Element type surprises when processing collections in Julia

Introduction

Today I want to write about a topic that is a quite tricky element of design of Julia. The issue is that it is sometimes hard to predict the element type of the output collection produced by an operation that transforms an input collection.

The description above looks complicated, but the problem is encountered in practice, so let me explain it by example.

The post was written under Julia 1.9.0-rc1.

A basic example

Assume you have some input collection [1, 2, 3] and you want to compute square root of all its elements.

Let us consider three standard ways how you can do it:

julia> x = [1, 2, 3]
3-element Vector{Int64}:
 1
 2
 3

julia> sqrt.(x)
3-element Vector{Float64}:
 1.0
 1.4142135623730951
 1.7320508075688772

julia> map(sqrt, x)
3-element Vector{Float64}:
 1.0
 1.4142135623730951
 1.7320508075688772

julia> [sqrt(v) for v in x]
3-element Vector{Float64}:
 1.0
 1.4142135623730951
 1.7320508075688772

As you can see in each case a proper element type, that is Float64, was determined for the returned collection.

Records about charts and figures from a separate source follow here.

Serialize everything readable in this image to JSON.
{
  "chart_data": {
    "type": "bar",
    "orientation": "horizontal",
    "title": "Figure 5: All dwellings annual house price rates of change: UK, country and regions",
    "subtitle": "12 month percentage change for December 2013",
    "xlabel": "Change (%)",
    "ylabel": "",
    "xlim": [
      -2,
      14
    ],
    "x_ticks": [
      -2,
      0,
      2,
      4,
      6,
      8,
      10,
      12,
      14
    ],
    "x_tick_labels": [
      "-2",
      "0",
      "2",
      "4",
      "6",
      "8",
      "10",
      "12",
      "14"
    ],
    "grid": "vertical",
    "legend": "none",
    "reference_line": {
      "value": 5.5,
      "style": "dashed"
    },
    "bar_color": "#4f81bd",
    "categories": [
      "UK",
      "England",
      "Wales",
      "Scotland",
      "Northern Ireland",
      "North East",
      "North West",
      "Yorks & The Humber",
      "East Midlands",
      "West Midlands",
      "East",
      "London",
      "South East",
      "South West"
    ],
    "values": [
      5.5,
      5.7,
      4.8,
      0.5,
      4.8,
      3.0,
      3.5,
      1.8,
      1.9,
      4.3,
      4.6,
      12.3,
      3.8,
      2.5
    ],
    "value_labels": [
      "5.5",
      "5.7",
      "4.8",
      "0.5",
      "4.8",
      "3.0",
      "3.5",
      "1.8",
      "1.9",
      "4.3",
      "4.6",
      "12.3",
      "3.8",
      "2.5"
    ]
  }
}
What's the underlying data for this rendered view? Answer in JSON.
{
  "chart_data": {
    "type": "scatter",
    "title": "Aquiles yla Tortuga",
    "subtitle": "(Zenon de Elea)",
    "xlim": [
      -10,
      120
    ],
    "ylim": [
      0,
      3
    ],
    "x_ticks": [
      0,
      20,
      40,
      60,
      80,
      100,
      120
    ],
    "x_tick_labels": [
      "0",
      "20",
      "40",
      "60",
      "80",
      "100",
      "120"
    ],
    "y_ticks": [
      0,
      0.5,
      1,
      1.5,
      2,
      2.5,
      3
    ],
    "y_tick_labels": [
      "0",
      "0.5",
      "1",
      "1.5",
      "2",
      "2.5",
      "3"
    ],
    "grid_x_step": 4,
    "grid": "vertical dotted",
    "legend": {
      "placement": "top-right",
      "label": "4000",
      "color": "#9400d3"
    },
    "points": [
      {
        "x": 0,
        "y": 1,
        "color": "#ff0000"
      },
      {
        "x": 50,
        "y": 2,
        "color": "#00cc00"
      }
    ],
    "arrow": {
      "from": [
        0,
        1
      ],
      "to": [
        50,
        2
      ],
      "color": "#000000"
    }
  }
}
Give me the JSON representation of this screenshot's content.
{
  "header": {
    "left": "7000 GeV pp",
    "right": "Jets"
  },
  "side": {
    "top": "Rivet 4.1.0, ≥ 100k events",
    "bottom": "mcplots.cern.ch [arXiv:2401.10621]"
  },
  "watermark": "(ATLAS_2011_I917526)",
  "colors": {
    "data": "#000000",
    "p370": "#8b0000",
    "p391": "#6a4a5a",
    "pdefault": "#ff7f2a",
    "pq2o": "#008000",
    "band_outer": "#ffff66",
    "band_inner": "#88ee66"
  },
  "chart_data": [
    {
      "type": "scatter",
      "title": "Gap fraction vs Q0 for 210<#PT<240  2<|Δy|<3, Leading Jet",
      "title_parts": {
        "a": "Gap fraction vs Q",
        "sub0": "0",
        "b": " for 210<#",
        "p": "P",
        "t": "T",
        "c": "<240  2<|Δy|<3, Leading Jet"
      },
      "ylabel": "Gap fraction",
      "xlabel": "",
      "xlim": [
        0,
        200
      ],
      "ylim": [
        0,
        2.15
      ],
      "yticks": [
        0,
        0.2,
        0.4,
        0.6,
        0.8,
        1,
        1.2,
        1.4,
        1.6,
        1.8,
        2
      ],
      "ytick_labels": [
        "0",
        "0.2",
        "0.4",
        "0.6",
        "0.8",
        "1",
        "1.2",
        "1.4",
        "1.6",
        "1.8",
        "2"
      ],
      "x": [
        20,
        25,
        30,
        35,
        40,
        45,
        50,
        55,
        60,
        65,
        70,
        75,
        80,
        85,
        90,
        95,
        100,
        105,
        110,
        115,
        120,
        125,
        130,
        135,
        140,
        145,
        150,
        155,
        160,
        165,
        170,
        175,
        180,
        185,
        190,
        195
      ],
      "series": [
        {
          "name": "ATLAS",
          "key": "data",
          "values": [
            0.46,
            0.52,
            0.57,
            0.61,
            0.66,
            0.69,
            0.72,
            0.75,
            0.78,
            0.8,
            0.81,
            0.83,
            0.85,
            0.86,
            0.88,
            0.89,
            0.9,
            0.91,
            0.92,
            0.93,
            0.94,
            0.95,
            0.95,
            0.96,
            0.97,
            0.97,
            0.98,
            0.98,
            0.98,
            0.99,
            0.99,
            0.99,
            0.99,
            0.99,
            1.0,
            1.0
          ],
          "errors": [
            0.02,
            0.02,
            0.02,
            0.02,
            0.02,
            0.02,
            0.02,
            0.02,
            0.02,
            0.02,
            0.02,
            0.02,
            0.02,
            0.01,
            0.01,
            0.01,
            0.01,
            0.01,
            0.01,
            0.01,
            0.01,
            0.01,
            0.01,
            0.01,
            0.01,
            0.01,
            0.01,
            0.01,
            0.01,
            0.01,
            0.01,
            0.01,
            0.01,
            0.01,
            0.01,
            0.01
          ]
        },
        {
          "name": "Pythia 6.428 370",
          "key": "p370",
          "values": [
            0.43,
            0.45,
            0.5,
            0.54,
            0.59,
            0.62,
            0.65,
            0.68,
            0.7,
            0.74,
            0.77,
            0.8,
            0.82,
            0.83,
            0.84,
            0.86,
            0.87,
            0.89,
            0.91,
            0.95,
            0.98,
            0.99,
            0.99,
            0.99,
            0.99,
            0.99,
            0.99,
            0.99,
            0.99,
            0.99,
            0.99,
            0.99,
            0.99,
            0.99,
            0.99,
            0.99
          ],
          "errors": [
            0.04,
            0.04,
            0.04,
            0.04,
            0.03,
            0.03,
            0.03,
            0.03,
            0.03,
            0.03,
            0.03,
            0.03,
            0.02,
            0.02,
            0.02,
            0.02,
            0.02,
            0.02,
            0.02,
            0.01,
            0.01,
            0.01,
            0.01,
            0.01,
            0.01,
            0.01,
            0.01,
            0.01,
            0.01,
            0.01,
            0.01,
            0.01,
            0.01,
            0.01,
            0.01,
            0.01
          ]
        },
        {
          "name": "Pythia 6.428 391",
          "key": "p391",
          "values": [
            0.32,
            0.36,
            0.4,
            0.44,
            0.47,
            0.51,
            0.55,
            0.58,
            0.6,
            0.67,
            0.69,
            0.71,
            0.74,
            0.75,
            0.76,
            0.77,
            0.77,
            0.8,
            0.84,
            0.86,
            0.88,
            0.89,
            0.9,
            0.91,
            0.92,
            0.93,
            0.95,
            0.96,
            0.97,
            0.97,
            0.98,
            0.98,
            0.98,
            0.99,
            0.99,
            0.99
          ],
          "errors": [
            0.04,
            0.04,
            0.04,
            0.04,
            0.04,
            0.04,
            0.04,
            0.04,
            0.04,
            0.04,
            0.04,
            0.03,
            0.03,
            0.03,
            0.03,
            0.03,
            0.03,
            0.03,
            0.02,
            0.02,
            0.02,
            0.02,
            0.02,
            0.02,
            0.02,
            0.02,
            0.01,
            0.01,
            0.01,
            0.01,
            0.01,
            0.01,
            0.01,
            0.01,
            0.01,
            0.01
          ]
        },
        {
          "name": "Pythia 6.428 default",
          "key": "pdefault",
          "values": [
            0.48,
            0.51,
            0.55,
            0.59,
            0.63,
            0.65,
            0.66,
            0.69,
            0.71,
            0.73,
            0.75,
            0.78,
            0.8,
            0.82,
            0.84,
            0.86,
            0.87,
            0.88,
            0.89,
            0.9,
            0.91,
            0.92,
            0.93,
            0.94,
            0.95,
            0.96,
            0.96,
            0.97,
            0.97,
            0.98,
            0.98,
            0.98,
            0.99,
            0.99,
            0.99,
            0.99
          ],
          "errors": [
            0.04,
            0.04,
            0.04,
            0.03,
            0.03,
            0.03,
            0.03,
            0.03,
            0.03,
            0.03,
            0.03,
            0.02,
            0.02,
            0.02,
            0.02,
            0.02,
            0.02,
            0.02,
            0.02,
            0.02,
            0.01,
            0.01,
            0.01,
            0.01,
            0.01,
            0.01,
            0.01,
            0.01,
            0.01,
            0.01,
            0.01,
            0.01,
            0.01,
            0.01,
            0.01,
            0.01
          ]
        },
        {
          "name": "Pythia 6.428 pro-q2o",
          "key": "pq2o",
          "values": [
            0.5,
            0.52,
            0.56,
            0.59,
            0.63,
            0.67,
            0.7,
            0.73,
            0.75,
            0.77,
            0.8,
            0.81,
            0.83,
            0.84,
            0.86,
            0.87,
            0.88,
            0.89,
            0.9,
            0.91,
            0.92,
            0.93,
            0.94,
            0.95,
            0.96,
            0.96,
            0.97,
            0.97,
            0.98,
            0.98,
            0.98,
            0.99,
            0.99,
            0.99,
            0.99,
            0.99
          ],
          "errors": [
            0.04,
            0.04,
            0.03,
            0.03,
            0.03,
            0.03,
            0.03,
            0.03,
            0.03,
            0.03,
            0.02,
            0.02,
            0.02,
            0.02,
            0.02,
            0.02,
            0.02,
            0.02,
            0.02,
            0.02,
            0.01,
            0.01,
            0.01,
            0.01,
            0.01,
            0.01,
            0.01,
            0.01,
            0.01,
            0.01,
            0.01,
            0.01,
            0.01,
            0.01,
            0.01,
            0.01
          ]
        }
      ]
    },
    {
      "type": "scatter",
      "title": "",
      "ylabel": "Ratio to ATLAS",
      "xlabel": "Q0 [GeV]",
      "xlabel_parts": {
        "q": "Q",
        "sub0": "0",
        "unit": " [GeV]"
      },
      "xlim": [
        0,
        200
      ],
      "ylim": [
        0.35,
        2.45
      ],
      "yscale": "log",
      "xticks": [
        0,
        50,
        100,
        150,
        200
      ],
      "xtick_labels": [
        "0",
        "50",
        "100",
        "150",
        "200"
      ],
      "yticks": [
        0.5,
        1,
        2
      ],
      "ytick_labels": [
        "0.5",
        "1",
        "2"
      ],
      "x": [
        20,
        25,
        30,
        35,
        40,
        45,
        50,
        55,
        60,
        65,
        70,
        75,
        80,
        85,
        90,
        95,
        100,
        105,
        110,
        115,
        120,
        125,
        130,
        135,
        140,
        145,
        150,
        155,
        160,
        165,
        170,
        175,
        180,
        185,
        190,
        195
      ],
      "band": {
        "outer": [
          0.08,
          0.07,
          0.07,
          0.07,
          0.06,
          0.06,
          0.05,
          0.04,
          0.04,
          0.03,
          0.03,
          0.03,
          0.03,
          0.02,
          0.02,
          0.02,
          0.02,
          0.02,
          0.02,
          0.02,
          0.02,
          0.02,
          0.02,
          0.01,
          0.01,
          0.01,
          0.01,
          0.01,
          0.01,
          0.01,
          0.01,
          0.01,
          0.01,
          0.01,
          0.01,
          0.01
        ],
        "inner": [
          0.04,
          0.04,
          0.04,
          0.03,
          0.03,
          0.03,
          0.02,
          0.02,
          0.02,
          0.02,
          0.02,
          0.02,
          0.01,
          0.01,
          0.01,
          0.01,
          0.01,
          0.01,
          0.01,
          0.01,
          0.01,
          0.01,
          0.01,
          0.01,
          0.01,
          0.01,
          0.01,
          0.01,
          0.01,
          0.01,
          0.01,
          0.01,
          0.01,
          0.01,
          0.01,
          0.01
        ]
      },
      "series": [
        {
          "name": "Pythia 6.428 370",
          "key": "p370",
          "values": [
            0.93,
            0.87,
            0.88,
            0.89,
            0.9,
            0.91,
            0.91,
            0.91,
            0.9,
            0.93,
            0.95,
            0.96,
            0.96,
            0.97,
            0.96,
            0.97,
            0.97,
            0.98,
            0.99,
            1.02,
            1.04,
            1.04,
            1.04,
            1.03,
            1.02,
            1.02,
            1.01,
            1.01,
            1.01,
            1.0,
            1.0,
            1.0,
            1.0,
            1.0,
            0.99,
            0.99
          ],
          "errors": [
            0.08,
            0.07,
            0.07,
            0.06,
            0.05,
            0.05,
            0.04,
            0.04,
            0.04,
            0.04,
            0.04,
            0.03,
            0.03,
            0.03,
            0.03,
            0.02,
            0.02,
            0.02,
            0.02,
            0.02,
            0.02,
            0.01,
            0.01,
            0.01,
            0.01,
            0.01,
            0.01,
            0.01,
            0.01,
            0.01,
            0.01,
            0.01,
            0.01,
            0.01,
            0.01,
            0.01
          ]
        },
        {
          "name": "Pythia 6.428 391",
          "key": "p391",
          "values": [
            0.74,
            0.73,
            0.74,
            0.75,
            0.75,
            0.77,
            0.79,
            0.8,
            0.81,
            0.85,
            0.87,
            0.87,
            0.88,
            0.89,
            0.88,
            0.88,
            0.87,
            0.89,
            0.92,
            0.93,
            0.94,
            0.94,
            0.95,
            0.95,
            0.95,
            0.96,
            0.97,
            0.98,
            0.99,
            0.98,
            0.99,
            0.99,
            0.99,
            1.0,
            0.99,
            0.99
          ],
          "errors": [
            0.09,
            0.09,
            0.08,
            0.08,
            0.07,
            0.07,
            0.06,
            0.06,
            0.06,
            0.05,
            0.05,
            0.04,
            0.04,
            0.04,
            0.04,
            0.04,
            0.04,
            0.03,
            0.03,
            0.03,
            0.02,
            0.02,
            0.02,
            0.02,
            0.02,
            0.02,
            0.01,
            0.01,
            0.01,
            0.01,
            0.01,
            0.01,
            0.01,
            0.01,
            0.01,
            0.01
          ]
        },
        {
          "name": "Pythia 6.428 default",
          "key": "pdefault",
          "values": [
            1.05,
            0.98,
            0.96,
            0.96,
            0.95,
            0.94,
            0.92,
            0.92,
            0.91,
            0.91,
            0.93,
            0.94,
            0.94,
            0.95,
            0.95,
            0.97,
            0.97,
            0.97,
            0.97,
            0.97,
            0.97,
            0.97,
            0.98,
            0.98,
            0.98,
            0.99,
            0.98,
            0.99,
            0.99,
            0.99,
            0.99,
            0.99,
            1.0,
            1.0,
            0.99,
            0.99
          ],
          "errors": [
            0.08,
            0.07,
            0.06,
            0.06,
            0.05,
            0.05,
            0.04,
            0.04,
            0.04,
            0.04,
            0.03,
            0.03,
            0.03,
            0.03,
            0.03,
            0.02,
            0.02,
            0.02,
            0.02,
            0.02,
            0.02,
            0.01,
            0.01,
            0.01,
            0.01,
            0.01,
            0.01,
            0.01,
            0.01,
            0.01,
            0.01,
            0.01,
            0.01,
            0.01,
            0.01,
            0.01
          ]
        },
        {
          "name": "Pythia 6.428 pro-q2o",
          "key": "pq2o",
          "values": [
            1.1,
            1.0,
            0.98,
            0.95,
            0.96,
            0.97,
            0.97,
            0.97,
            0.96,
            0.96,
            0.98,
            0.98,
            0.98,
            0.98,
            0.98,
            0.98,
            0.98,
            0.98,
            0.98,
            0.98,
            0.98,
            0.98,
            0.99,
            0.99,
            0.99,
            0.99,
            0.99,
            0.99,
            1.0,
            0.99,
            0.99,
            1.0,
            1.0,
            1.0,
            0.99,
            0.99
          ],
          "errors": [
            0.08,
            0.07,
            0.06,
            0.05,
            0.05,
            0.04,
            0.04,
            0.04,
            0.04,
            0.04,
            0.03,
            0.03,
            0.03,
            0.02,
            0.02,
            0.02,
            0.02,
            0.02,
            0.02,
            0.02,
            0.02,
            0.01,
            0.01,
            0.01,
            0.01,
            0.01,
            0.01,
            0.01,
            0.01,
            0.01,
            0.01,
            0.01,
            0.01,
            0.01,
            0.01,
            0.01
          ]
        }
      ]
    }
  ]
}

This behavior is useful, as the user does not have to think about specifying the output element type. In fact, in combination with the transformation using the identity function, this behavior can be used to conveniently narrow down element type of some collection:

julia> y = Any[1, 2, 3]
3-element Vector{Any}:
 1
 2
 3

julia> identity.(y)
3-element Vector{Int64}:
 1
 2
 3

julia> map(identity, y)
3-element Vector{Int64}:
 1
 2
 3

julia> [v for v in y]
3-element Vector{Int64}:
 1
 2
 3

This pattern comes handy if we have input data that does not have a known element type, but later we want to perform element type narrowing when processing it (one of the major benefits of such narrowing is that processing vectors of Any values is slow so we typically want to avoid it).

The hard case

Automatic output element type detection works nice most of the time. Unfortunately, when we work with empty collections, it becomes hard to predict. Here is a simple example:

julia> String.([])
Any[]

julia> map(String, [])
String[]

julia> [String(v) for v in []]
Any[]

julia> string.([])
AbstractString[]

julia> map(string, [])
Any[]

julia> [string(v) for v in []]
Any[]

As you can see from it broadcating, map, and comprehension use a different set of rules to automatically determine the produced element type. These rules of course exist and could be learned, but the point is that the issue is non-trivial.

The problem is that when you are writing production code (e.g. you are developing a package) you want to be sure what the element type of the collection you produce will be, as often you cannot know upfront if the input collection the user is going to provide will be empty or not.

The solution I use

In situations when it matters what the element type of the collection produced by some transformation is going to be I use comprehensions with output element type annotation:

julia> [string(v) for v in []]
Any[]

julia> String[string(v) for v in []]
String[]

Such annotation has an additional consequence that it is going to perform conversion of the produced elements to the target type if needed:

julia> using Test

julia> s = ["a", GenericString("a")]
2-element Vector{AbstractString}:
 "a"
 "a"

julia> [string(v) for v in s]
2-element Vector{AbstractString}:
 "a"
 "a"

julia> typeof.([string(v) for v in s])
2-element Vector{DataType}:
 String
 GenericString

julia> String[string(v) for v in s]
2-element Vector{String}:
 "a"
 "a"

julia> typeof.(String[string(v) for v in s])
2-element Vector{DataType}:
 String
 String

Note that in the example prefixing the comprehension with String made sure that the result of the operation has String element type and all produced values have this type.

Element type widening

Let me comment on one common related operation. What if we want to initialize some container with a given value but we want its element type to be wider? This is not an artificial case - it often happens with missing (where we initialize some container with this value only to later replace missing with proper values).

Using the fill function is a first thing we might try:

julia> fill(missing, 3)
3-element Vector{Missing}:
 missing
 missing
 missing

However, the produced container has Missing element type which is not useful if we e.g. wanted to later also store integers in it.

One can use a comprehension annotated with a proper output element type instead:

julia> Union{Int, Missing}[missing for _ in 1:3]
3-element Vector{Union{Missing, Int64}}:
 missing
 missing
 missing

The pattern with missing is needed often enough that we have a custom function in the Missings.jl package that can be used to get the desired result more conveniently:

julia> using Missings

julia> missings(Int, 3)
3-element Vector{Union{Missing, Int64}}:
 missing
 missing
 missing

Conclusions

Fortunately, in interactive use the problem with setting of the proper element type for some collection does not occur often. However, when I write production programs I make sure to always think if I need to use comprehension with element type specification to ensure type stability of my code.